Council Approves Hiring a Night Mayor

ABOVE: Ottawa City Hall. (PHOTO: OLM STAFF)

Ottawa City Council began today’s meeting by discussing amendments to the High-Performance Development Standard, a motion that would force developers to be more energy efficient in the construction of homes and other buildings in the city. In addition to reducing emissions during the building process, the High Performance Development Standard aims to implement sustainable design and reduce emissions from buildings city-wide in an effort to fight climate change.

Councillor Shawn Menard is an active proponent of the policy, going so far as to launch a poll on his personal Twitter page. Councillor David Hill put forward a motion to further review any By-laws because of the potential impact on housing development in the city.

Mayor Sutcliffe supports the High Performance Development Standards but noted that upcoming provincial guidelines have yet to be legislated. Councillor Hill stated that he’s not against any climate plans but that time should be taken to get any possible By-laws right to minimize other impacts.

Councillor Menard stated that the idea that the High Performance Development Standard would drive up building costs is a fallacy, given that it would save on retrofitting infrastructure down the road. Mayor Sutcliffe supported Councillor Hills’ motion which passed with a vote of 14-10.

The most well-known item on today’s agenda was the Finance and Corporate Services Committee's approval of the Nightlife Economy Action Plan. Councillor Arial Troster proposed a motion to amend the plan by replacing nightlife ambassador Council members with industry professionals from the city.

Councillor Troster’s motion also aims to ensure that any new Ottawa event spaces are financially accessible to independent Ottawa-based promoters and talent buyers. Troster pointed out that her ward was home to the once-famous music venue Barrymores, which is now a Dollorama. In recent years, other well-known venues have also closed in Rideau Vanier Ward.
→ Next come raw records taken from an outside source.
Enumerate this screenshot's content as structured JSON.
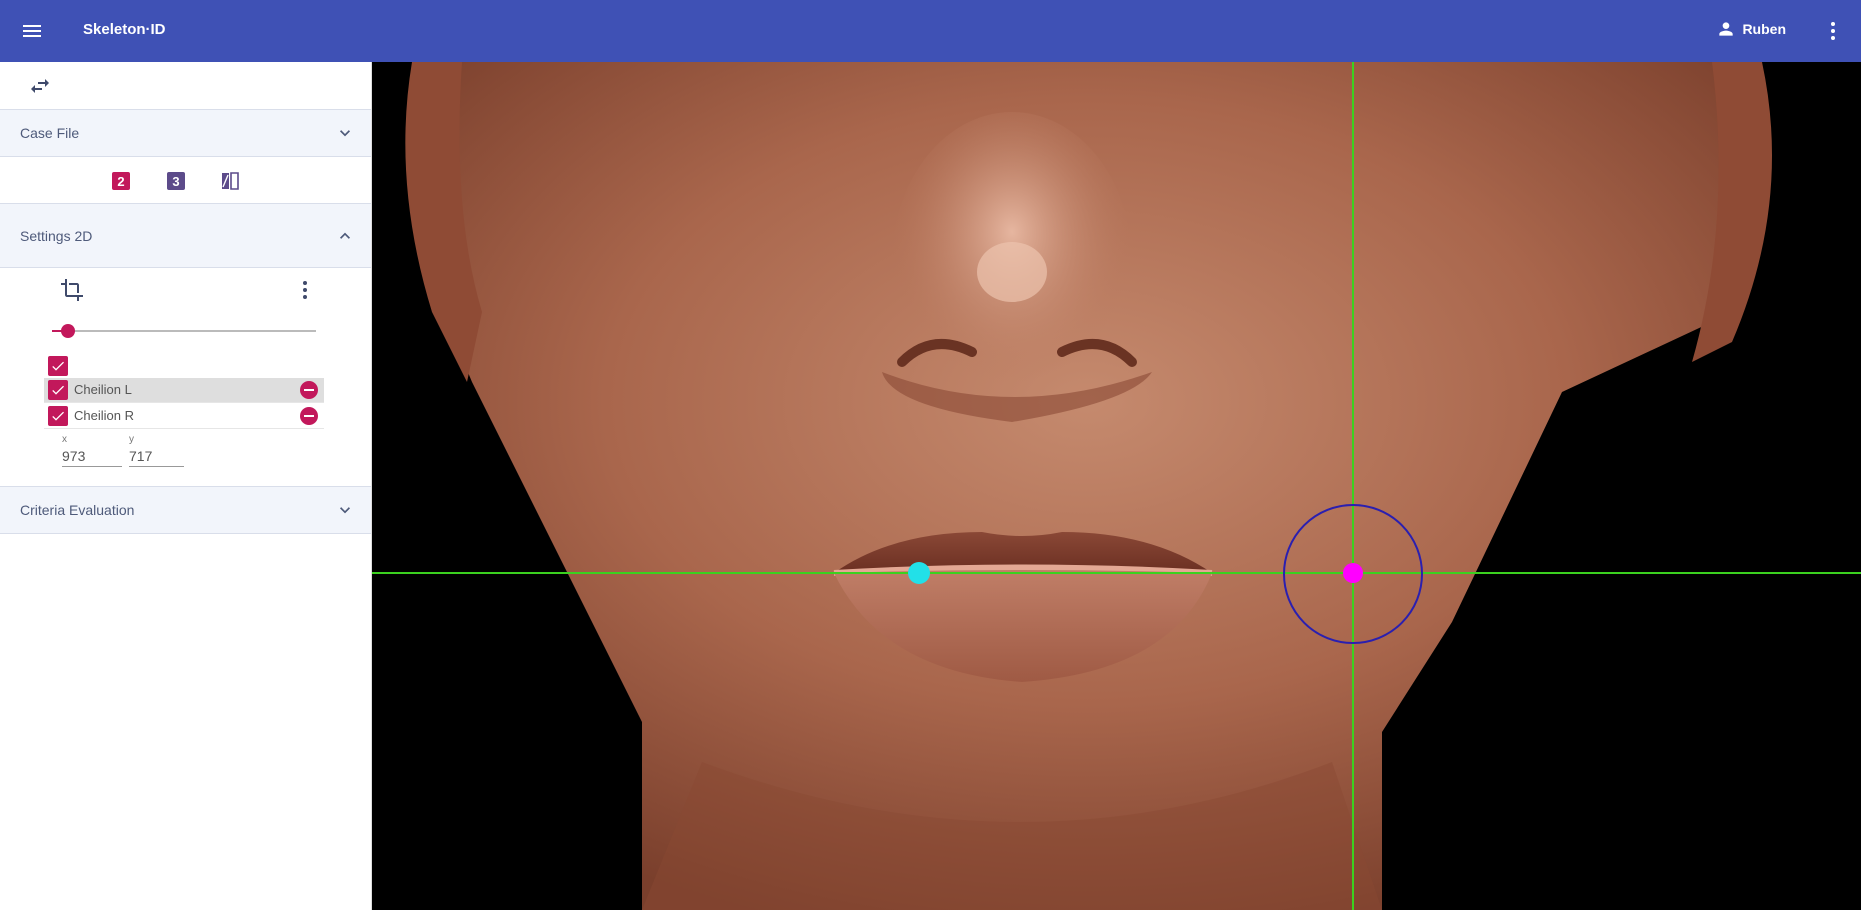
{
  "app": {
    "title": "Skeleton·ID"
  },
  "topbar": {
    "user_name": "Ruben"
  },
  "icons": {
    "menu": "menu-icon",
    "user": "person-icon",
    "more": "more-vert-icon",
    "swap": "swap-horiz-icon",
    "crop": "crop-icon"
  },
  "panels": {
    "case_file": {
      "label": "Case File",
      "expanded": false
    },
    "settings_2d": {
      "label": "Settings 2D",
      "expanded": true
    },
    "criteria": {
      "label": "Criteria Evaluation",
      "expanded": false
    }
  },
  "modes": [
    {
      "name": "2d-mode",
      "glyph": "2",
      "color": "#c2185b"
    },
    {
      "name": "3d-mode",
      "glyph": "3",
      "color": "#5c4b8a"
    },
    {
      "name": "compare-mode",
      "glyph": "compare",
      "color": "#5c4b8a"
    }
  ],
  "settings": {
    "slider_level": 0.06,
    "select_all_checked": true,
    "landmarks": [
      {
        "label": "Cheilion L",
        "checked": true,
        "selected": true
      },
      {
        "label": "Cheilion R",
        "checked": true,
        "selected": false
      }
    ],
    "coord_x_label": "x",
    "coord_y_label": "y",
    "coord_x_value": "973",
    "coord_y_value": "717"
  },
  "colors": {
    "header": "#3f51b5",
    "accent": "#c2185b",
    "crosshair": "#3bd11f",
    "landmark_left": "#22e0e8",
    "landmark_right": "#ff00ff",
    "radius_circle": "#2a1fb0"
  }
}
Troster further stated that on top of providing cultural benefits to the city, the “economic case is clear” and cited an American study that said for every $1 spent on a ticket for a show, $12 flows back into the local economy.

Councillor Theresa Kavanaugh expressed concern that there was not enough focus on “youth” and that unsanctioned events at nighttime were “picking up” at outdoor locations like Britannia Beach and Mooneys Bay. Kavanaugh said the city needed “non-alcoholic events” and “things that go into the night.” She implored Council to look at funding groups like the Boys And Girls Club of Ottawa (BGC Canada), which is interested in creating nighttime youth events.
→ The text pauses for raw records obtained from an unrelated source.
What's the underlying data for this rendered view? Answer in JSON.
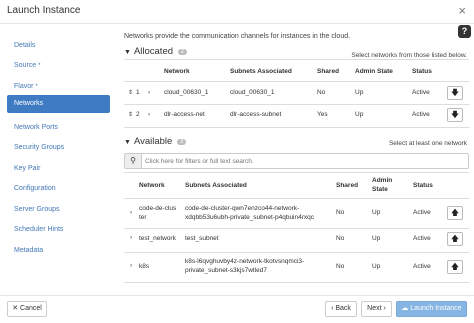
{
  "dialog": {
    "title": "Launch Instance"
  },
  "sidebar": {
    "items": [
      {
        "label": "Details",
        "required": false
      },
      {
        "label": "Source",
        "required": true
      },
      {
        "label": "Flavor",
        "required": true
      },
      {
        "label": "Networks",
        "required": true,
        "active": true
      },
      {
        "label": "Network Ports",
        "required": false
      },
      {
        "label": "Security Groups",
        "required": false
      },
      {
        "label": "Key Pair",
        "required": false
      },
      {
        "label": "Configuration",
        "required": false
      },
      {
        "label": "Server Groups",
        "required": false
      },
      {
        "label": "Scheduler Hints",
        "required": false
      },
      {
        "label": "Metadata",
        "required": false
      }
    ]
  },
  "networks": {
    "intro": "Networks provide the communication channels for instances in the cloud.",
    "allocated": {
      "title": "Allocated",
      "count": "2",
      "hint": "Select networks from those listed below.",
      "columns": [
        "Network",
        "Subnets Associated",
        "Shared",
        "Admin State",
        "Status"
      ],
      "rows": [
        {
          "order": "1",
          "network": "cloud_00630_1",
          "subnet": "cloud_00630_1",
          "shared": "No",
          "admin_state": "Up",
          "status": "Active"
        },
        {
          "order": "2",
          "network": "dlr-access-net",
          "subnet": "dlr-access-subnet",
          "shared": "Yes",
          "admin_state": "Up",
          "status": "Active"
        }
      ]
    },
    "available": {
      "title": "Available",
      "count": "3",
      "hint": "Select at least one network",
      "search_placeholder": "Click here for filters or full text search.",
      "columns": [
        "Network",
        "Subnets Associated",
        "Shared",
        "Admin State",
        "Status"
      ],
      "admin_state_line1": "Admin",
      "admin_state_line2": "State",
      "rows": [
        {
          "network_line1": "code-de-clus",
          "network_line2": "ter",
          "subnet_line1": "code-de-cluster-qwn7enzco44-network-",
          "subnet_line2": "xdqbb53u6ubh-private_subnet-p4qbuin4rxqc",
          "shared": "No",
          "admin_state": "Up",
          "status": "Active"
        },
        {
          "network_line1": "test_network",
          "network_line2": "",
          "subnet_line1": "test_subnet",
          "subnet_line2": "",
          "shared": "No",
          "admin_state": "Up",
          "status": "Active"
        },
        {
          "network_line1": "k8s",
          "network_line2": "",
          "subnet_line1": "k8s-l6qvghuvby4z-network-tkotvsnqmci3-",
          "subnet_line2": "private_subnet-s3kjs7wtled7",
          "shared": "No",
          "admin_state": "Up",
          "status": "Active"
        }
      ]
    }
  },
  "footer": {
    "cancel": "Cancel",
    "back": "Back",
    "next": "Next",
    "launch": "Launch Instance"
  },
  "icons": {
    "close": "close-icon",
    "help": "help-icon",
    "drag": "drag-handle-icon",
    "remove": "arrow-down-icon",
    "add": "arrow-up-icon",
    "search": "search-icon"
  },
  "colors": {
    "accent": "#3e7bc3",
    "link": "#4378b5",
    "primary_button": "#87b5e3"
  }
}
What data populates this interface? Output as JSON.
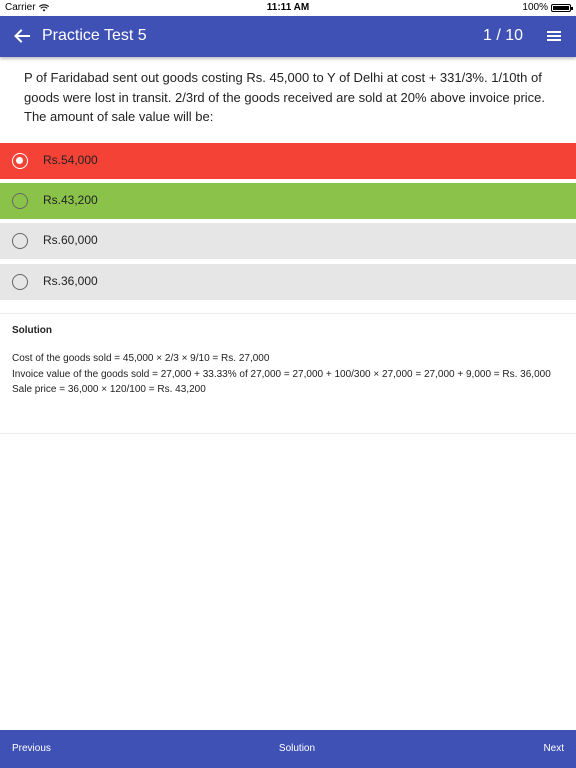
{
  "status_bar": {
    "carrier": "Carrier",
    "time": "11:11 AM",
    "battery": "100%",
    "battery_level": 1.0
  },
  "app_bar": {
    "title": "Practice Test 5",
    "counter": "1 / 10",
    "back_icon": "arrow-left-icon",
    "menu_icon": "hamburger-menu-icon"
  },
  "question": {
    "text": "P of Faridabad sent out goods costing Rs. 45,000 to Y of Delhi at cost + 331/3%. 1/10th of goods were lost in transit. 2/3rd of the goods received are sold at 20% above invoice price. The amount of sale value will be:"
  },
  "options": [
    {
      "label": "Rs.54,000",
      "selected": true,
      "state": "wrong",
      "color": "#f44336"
    },
    {
      "label": "Rs.43,200",
      "selected": false,
      "state": "correct",
      "color": "#8bc34a"
    },
    {
      "label": "Rs.60,000",
      "selected": false,
      "state": "neutral",
      "color": "#e6e6e6"
    },
    {
      "label": "Rs.36,000",
      "selected": false,
      "state": "neutral",
      "color": "#e6e6e6"
    }
  ],
  "solution": {
    "title": "Solution",
    "lines": [
      "Cost of the goods sold = 45,000 × 2/3 × 9/10 = Rs. 27,000",
      "Invoice value of the goods sold = 27,000 + 33.33% of 27,000 = 27,000 + 100/300 × 27,000 = 27,000 + 9,000 = Rs. 36,000",
      "Sale price = 36,000 × 120/100 = Rs. 43,200"
    ]
  },
  "bottom_bar": {
    "previous": "Previous",
    "solution": "Solution",
    "next": "Next"
  },
  "colors": {
    "primary": "#3f51b5",
    "wrong": "#f44336",
    "correct": "#8bc34a",
    "neutral": "#e6e6e6"
  }
}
Councillor Stephanie Plante, whose Rideau Vanier ward is the hub of Ottawa nightlife, voiced her support for the Nightlife Economy Action Plan. However, she stated that frontline workers, from waitresses to retail workers and other professions like nurses and law enforcement, make the city run. Plante asked the city to consider strategies to help night shift workers, like 24-hour daycare.
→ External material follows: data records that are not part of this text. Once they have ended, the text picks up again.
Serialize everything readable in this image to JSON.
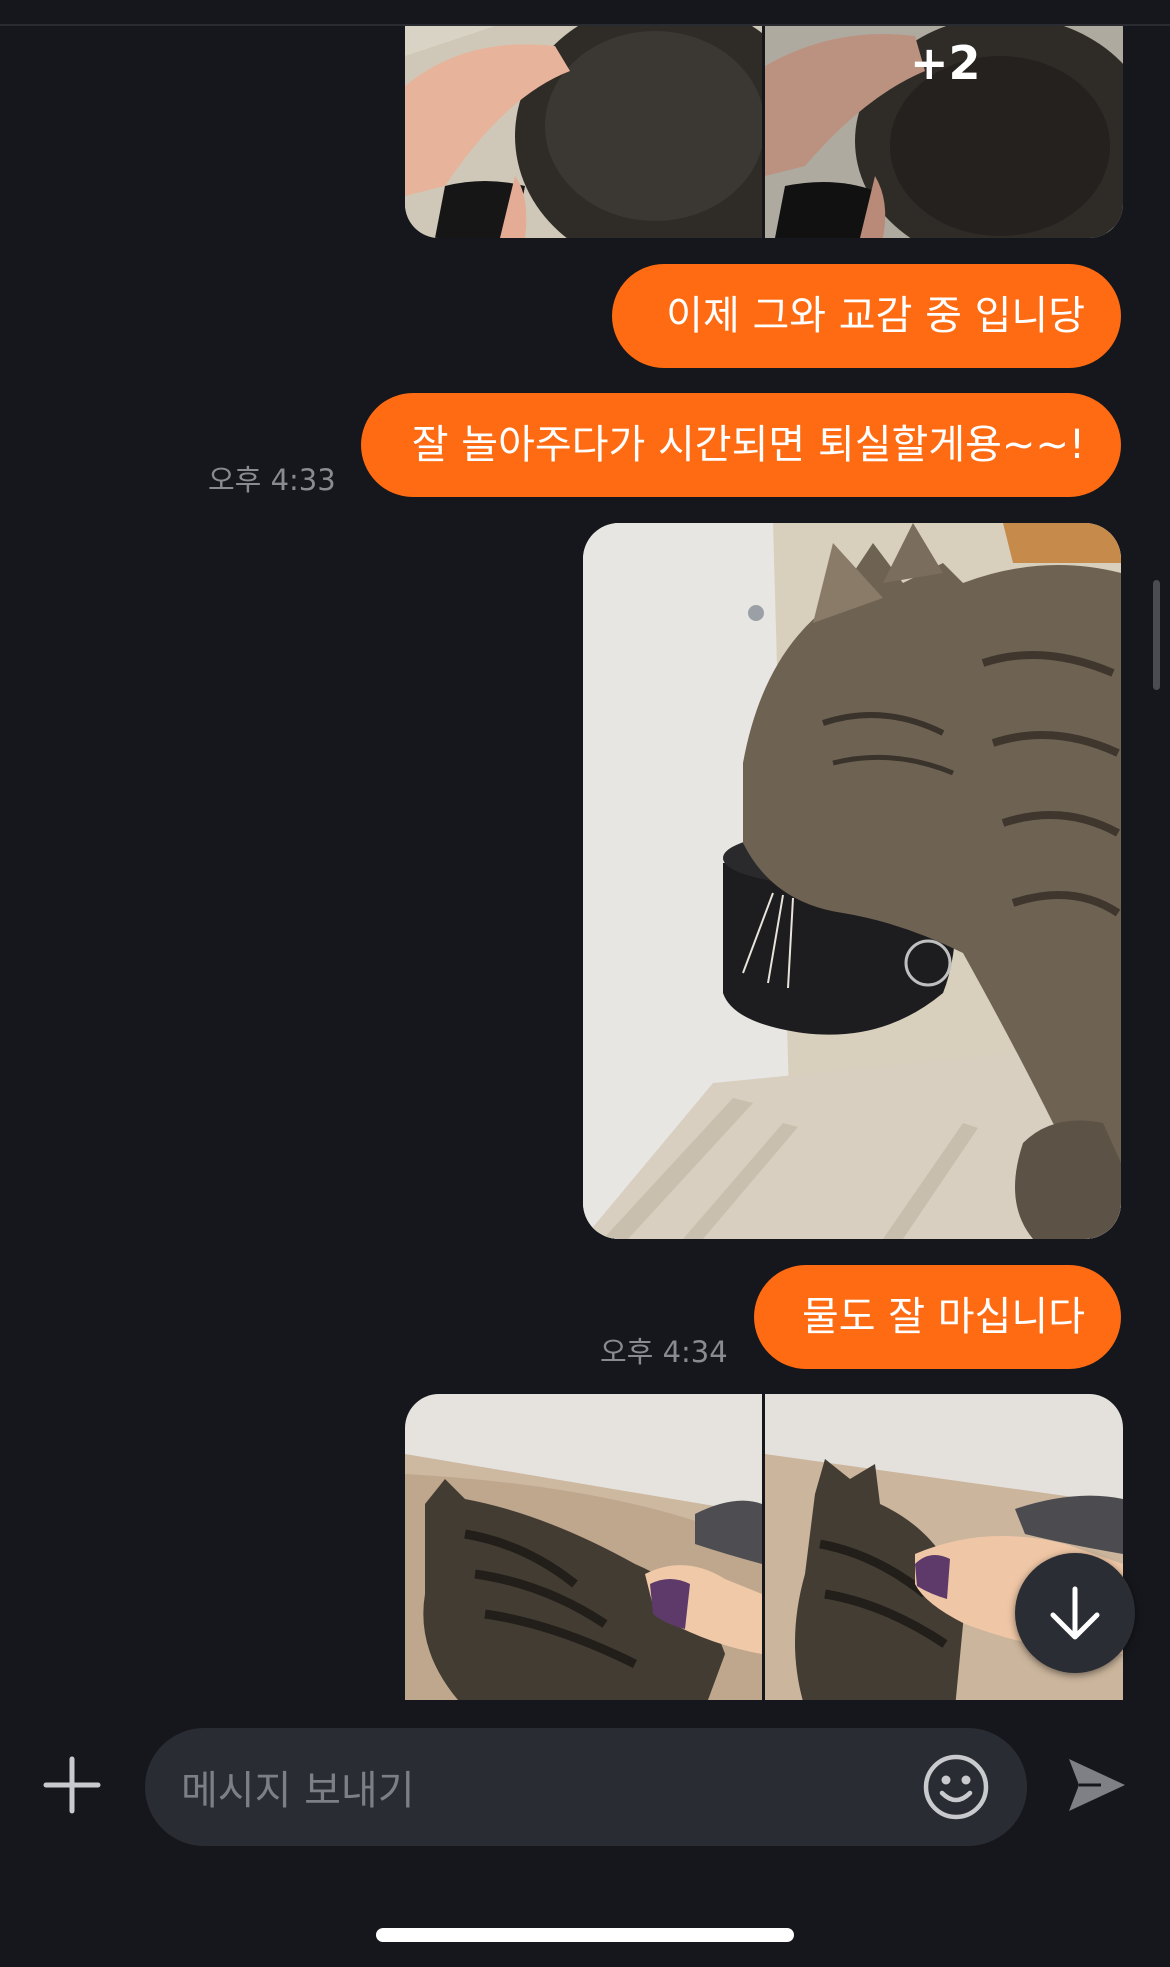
{
  "messages": {
    "photo_group_top": {
      "more_count": "+2"
    },
    "bubble_1": "이제 그와 교감 중 입니당",
    "bubble_2": "잘 놀아주다가 시간되면 퇴실할게용~~!",
    "time_1": "오후 4:33",
    "bubble_3": "물도 잘 마십니다",
    "time_2": "오후 4:34"
  },
  "composer": {
    "placeholder": "메시지 보내기"
  },
  "icons": {
    "add": "plus-icon",
    "emoji": "smiley-icon",
    "send": "send-icon",
    "scroll_down": "arrow-down-icon"
  },
  "colors": {
    "background": "#16171c",
    "bubble": "#ff6b12",
    "input_field": "#2a2c33",
    "timestamp": "#8a8b90"
  }
}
Councillor David Brown voiced his support for the economic action plan. However, he doesn’t think “hiring another bureaucrat” is the right choice since private industry and business are better at making decisions. Although he would support the plan, Brown quipped, “Ottawa is only big enough for one mayor.”

Both Troster’s motion and the Nightlife Economic Action Plan were carried. This means that by 2024 Ottawa will have a Night Mayor, and the hiring process will likely start soon.

Council is scheduled to meet again on May 24, 2023.